Cet état d’esprit de vivre complètement dans le présent ne s’applique pas uniquement aux relations amoureuses. Il semble s’être généralisé à la façon dont les gens vivent et travaillent. Les longues années dédiées aux études : l’âge moyen de l’obtention du diplôme en Allemagne étant de 28 ans, ainsi que le taux de chômage élevé à Berlin font de l’idée de ‘s’installer’ un lointain projet pour ces futurs trentenaires. Et même si vous êtes prêt à vous enraciner ici, il n’y a qu’une petite tradition d’achat immobilier en Allemagne – à des années-lumière de l’obsession londonienne de parier sur l’avenir en investissant. Vous êtes bien plus susceptible de louer pendant des années avant de seulement penser à l’hypothèque. Choisir de s’installer à Berlin est alors irrévocable juste pour la durée de votre contrat de location. Encore un prétexte pour repousser ces décisions qui changent la vie.

Je pensais pourtant être inhabituellement décidée lorsque j’achetai mon lit en arrivant à Berlin. Cela semblait montrer ma conviction; après tout, un meuble d’un mètre quarante de large ne serait pas aussi facile à transporter que mes sacs à dos si jamais je me décidais à bouger.

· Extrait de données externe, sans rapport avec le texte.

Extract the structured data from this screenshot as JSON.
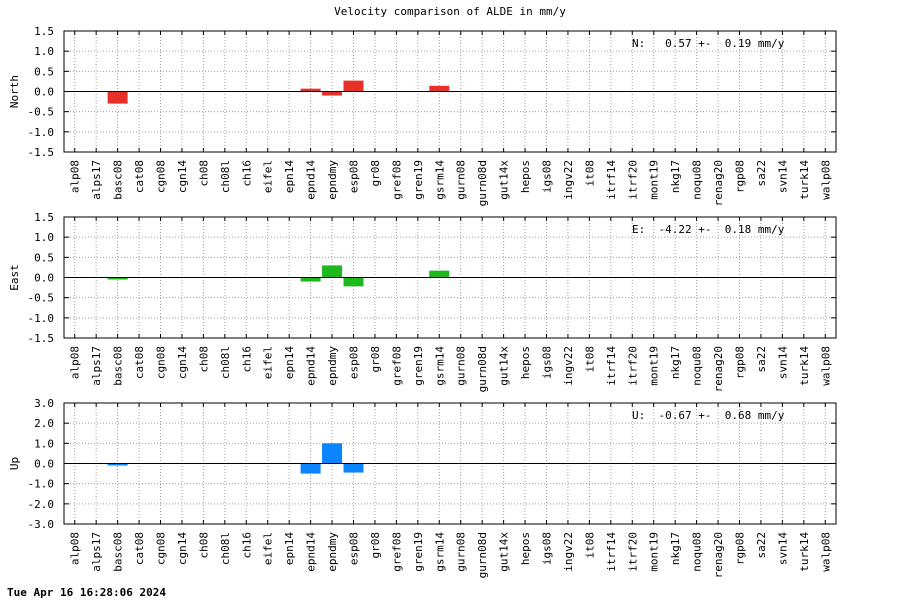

Il me faudra donc rester dans le coin pendant un moment. Mais il semble après tout que je n’étais pas aussi décidée que ça. Car comme un ami me le fit remarquer, ces lits d’un mètre quarante de large, entre lit-simple et lit-double, sont précisément pour ceux qui ne peuvent pas se décider à être en couple ou célibataire. Il semble que j’ai déjà été touché par la mentalité berlinoise de ne se compromettre en rien.